Look under the road to stay on the road

How do you drive if you can’t see the road? If you’re a driverless car, the answer may be to look under it.

US researchers are experimenting with the use of ground-penetrating radar (GPR) to give vehicles an idea of exactly where they are, even when snow, rain, darkness and other acts of nature are making that difficult. 

A team from MIT’s Computer Science and Artificial Intelligence Lab (CSAIL) used localised GPR (LGPR) to send electromagnetic pulses underground to measure an area’s specific combination of soil, rocks and roots. 

The mapping process created a unique fingerprint of sorts that the vehicle could later use to localize itself when it returns to that particular plot of land. 

In tests, the system’s average margin of error in snow was only about 2.5 centimetres compared to clear weather.
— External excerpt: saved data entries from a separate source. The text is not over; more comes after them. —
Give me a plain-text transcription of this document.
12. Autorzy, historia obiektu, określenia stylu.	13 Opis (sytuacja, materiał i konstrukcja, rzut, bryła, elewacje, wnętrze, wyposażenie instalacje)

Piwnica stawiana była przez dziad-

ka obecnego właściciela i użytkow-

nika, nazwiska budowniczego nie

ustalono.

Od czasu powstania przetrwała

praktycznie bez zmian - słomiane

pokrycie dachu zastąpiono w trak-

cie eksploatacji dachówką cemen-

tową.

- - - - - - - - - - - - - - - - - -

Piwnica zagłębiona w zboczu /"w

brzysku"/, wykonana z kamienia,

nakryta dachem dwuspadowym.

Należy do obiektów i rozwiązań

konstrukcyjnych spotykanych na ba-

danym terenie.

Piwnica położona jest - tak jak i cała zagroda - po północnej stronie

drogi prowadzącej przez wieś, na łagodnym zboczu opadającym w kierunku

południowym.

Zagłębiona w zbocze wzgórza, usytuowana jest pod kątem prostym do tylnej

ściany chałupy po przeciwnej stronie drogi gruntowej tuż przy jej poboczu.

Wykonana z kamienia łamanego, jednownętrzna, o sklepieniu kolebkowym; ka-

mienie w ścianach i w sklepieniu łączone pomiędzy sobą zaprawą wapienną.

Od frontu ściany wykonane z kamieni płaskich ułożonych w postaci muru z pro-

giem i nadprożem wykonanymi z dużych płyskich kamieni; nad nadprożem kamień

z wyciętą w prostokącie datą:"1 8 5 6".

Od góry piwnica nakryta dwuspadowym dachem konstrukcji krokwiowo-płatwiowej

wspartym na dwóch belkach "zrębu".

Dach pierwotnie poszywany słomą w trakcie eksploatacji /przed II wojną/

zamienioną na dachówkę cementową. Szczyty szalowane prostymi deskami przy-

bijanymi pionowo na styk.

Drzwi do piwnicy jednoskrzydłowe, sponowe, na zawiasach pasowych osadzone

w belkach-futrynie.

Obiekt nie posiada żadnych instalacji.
It struggled a little more in the rain – likely, the researchers say, because rain wets the soil and increases the disparity between the original mapped LGPR reading and the current condition – but was still only off by an average of 14 centimetres.
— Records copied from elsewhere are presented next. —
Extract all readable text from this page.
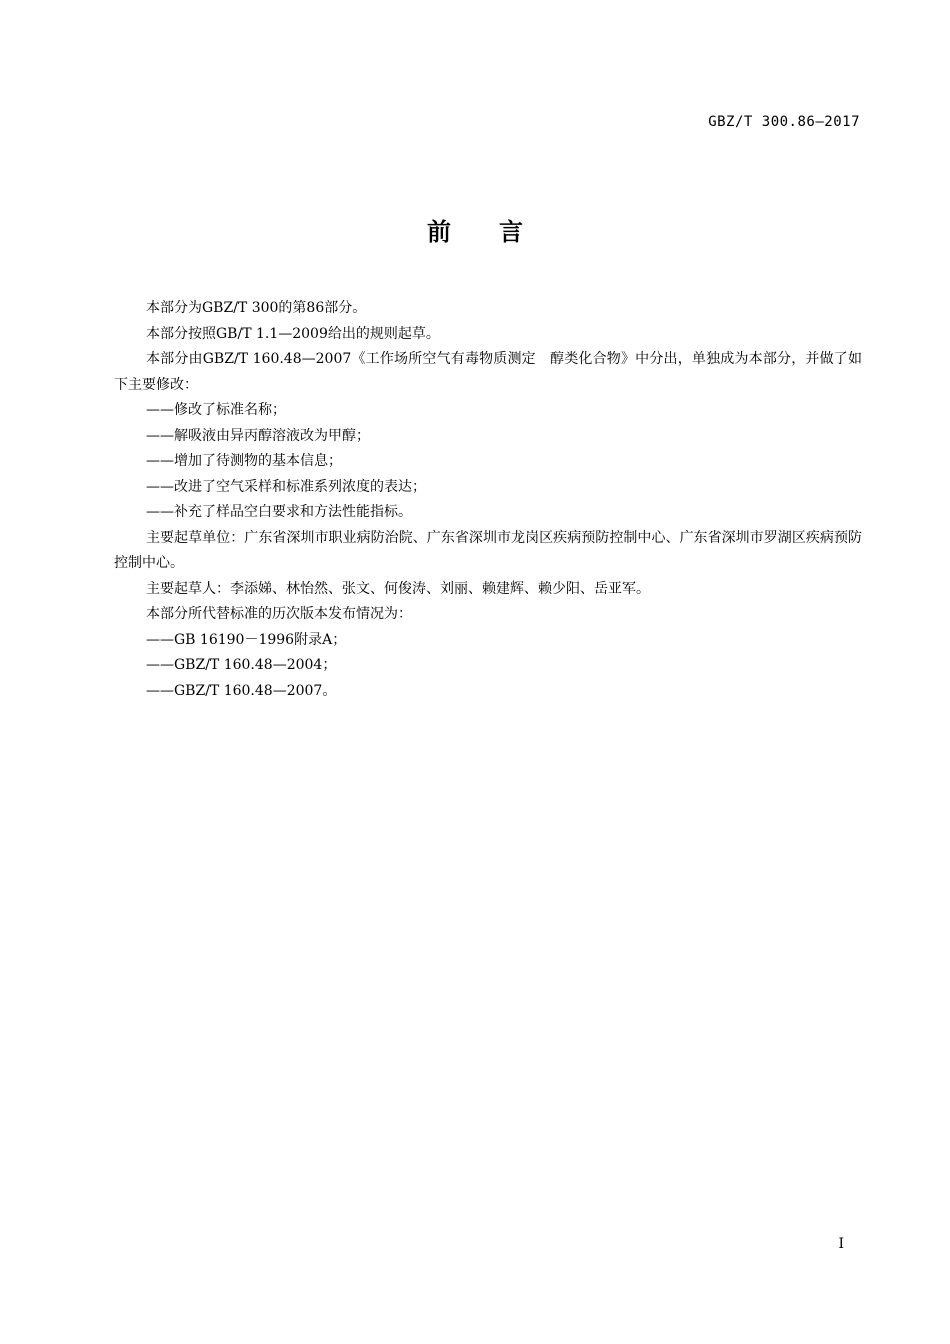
GBZ/T 300.86—2017
前言

本部分为GBZ/T 300的第86部分。

本部分按照GB/T 1.1—2009给出的规则起草。

本部分由GBZ/T 160.48—2007《工作场所空气有毒物质测定　醇类化合物》中分出，单独成为本部分，并做了如下主要修改：

——修改了标准名称；

——解吸液由异丙醇溶液改为甲醇；

——增加了待测物的基本信息；

——改进了空气采样和标准系列浓度的表达；

——补充了样品空白要求和方法性能指标。

主要起草单位：广东省深圳市职业病防治院、广东省深圳市龙岗区疾病预防控制中心、广东省深圳市罗湖区疾病预防控制中心。

主要起草人：李添娣、林怡然、张文、何俊涛、刘丽、赖建辉、赖少阳、岳亚军。

本部分所代替标准的历次版本发布情况为：

——GB 16190－1996附录A；

——GBZ/T 160.48—2004；

——GBZ/T 160.48—2007。

I
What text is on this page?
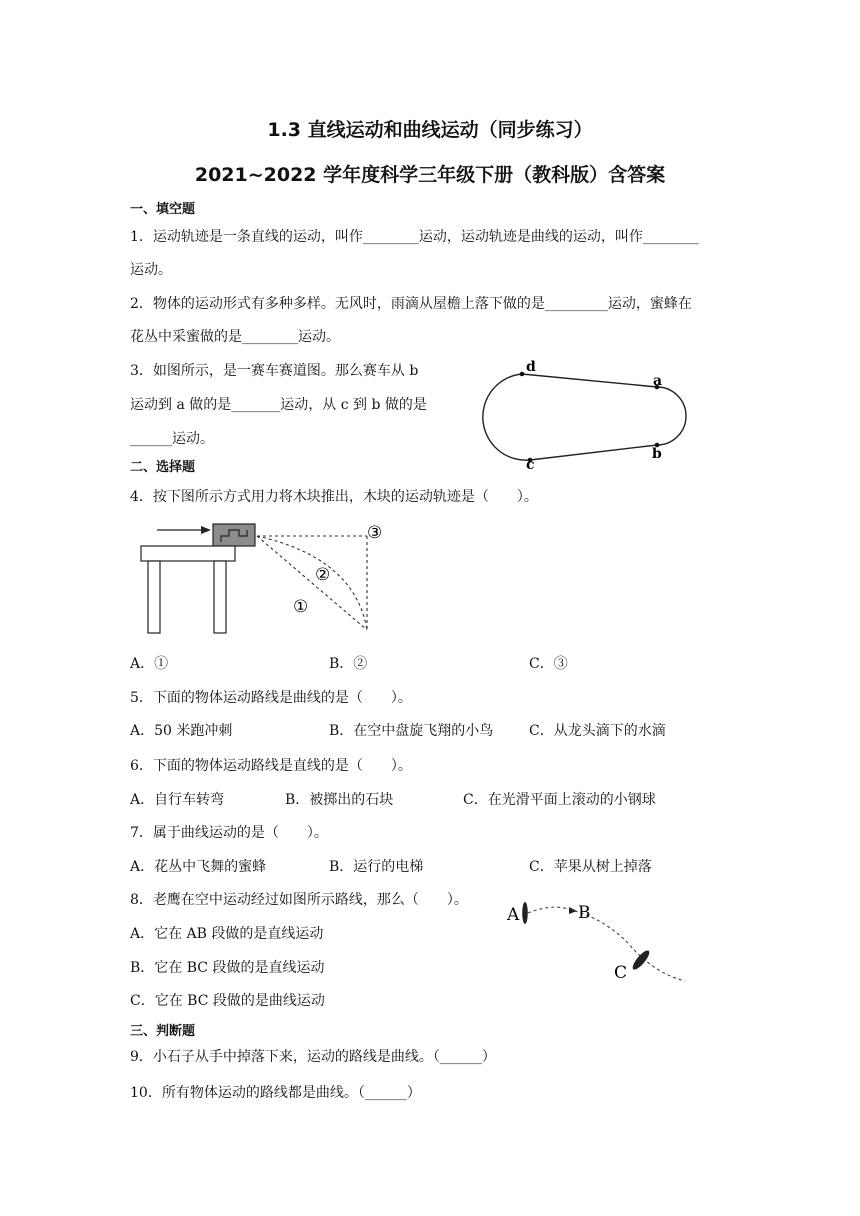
1.3 直线运动和曲线运动（同步练习）
2021~2022 学年度科学三年级下册（教科版）含答案
一、填空题
1．运动轨迹是一条直线的运动，叫作________运动，运动轨迹是曲线的运动，叫作________
运动。
2．物体的运动形式有多种多样。无风时，雨滴从屋檐上落下做的是_________运动，蜜蜂在
花丛中采蜜做的是________运动。
3．如图所示，是一赛车赛道图。那么赛车从 b
运动到 a 做的是_______运动，从 c 到 b 做的是
______运动。
d
a
b
c
二、选择题
4．按下图所示方式用力将木块推出，木块的运动轨迹是（　　）。
③
②
①
A．①	B．②	C．③
5．下面的物体运动路线是曲线的是（　　）。
A．50 米跑冲刺	B．在空中盘旋飞翔的小鸟	C．从龙头滴下的水滴
6．下面的物体运动路线是直线的是（　　）。
A．自行车转弯	B．被掷出的石块	C．在光滑平面上滚动的小钢球
7．属于曲线运动的是（　　）。
A．花丛中飞舞的蜜蜂	B．运行的电梯	C．苹果从树上掉落
8．老鹰在空中运动经过如图所示路线，那么（　　）。
A．它在 AB 段做的是直线运动
B．它在 BC 段做的是直线运动
C．它在 BC 段做的是曲线运动
A	B
C
三、判断题
9．小石子从手中掉落下来，运动的路线是曲线。（______）
10．所有物体运动的路线都是曲线。（______）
Over a period of six months of testing, they never had to unexpectedly step in to take the wheel. 

“Our work demonstrates that this approach is actually a practical way to help self-driving cars navigate poor weather without actually having to be able to see in the traditional sense using laser scanners or cameras,” says Daniela Rus, senior author of a paper to be presented to this year’s International Conference on Robotics and Automation in Paris. 

A major benefit of mapping out an area with LGPR is that underground maps tend to hold up better over time than maps created using vision or LIDAR (light detection and ranging sensors), because features are less likely to change. 

Rus and colleagues say they are the first developers of self-driving systems to trial GPR, which previously has been used in fields such as construction planning, landmine detection and lunar exploration. 

And while they only tested the system at low speeds on a closed country road, they are confident it could easily be extended to highways and other high-speed areas. 

There is still a lot of work to be done, however. For one, the current system is not capable of performing global localisation without using a GPS prior. 

A major focus will be designing mapping techniques that allow LGPR datasets to be stitched together to be able to deal with multi-lane roads and intersections. 

In addition, the current hardware is bulky and 1.8 metres wide, so major design advances need to be made before it’s small and light enough to fit into commercial vehicles.

Even if they get it right, it’s never going to be able to do the whole job, because it can’t detect things aboveground. But the MIT team suggests its ability to localise in bad weather means it would couple nicely with LIDAR and vision approaches.

In a driverless car you want as many options as possible.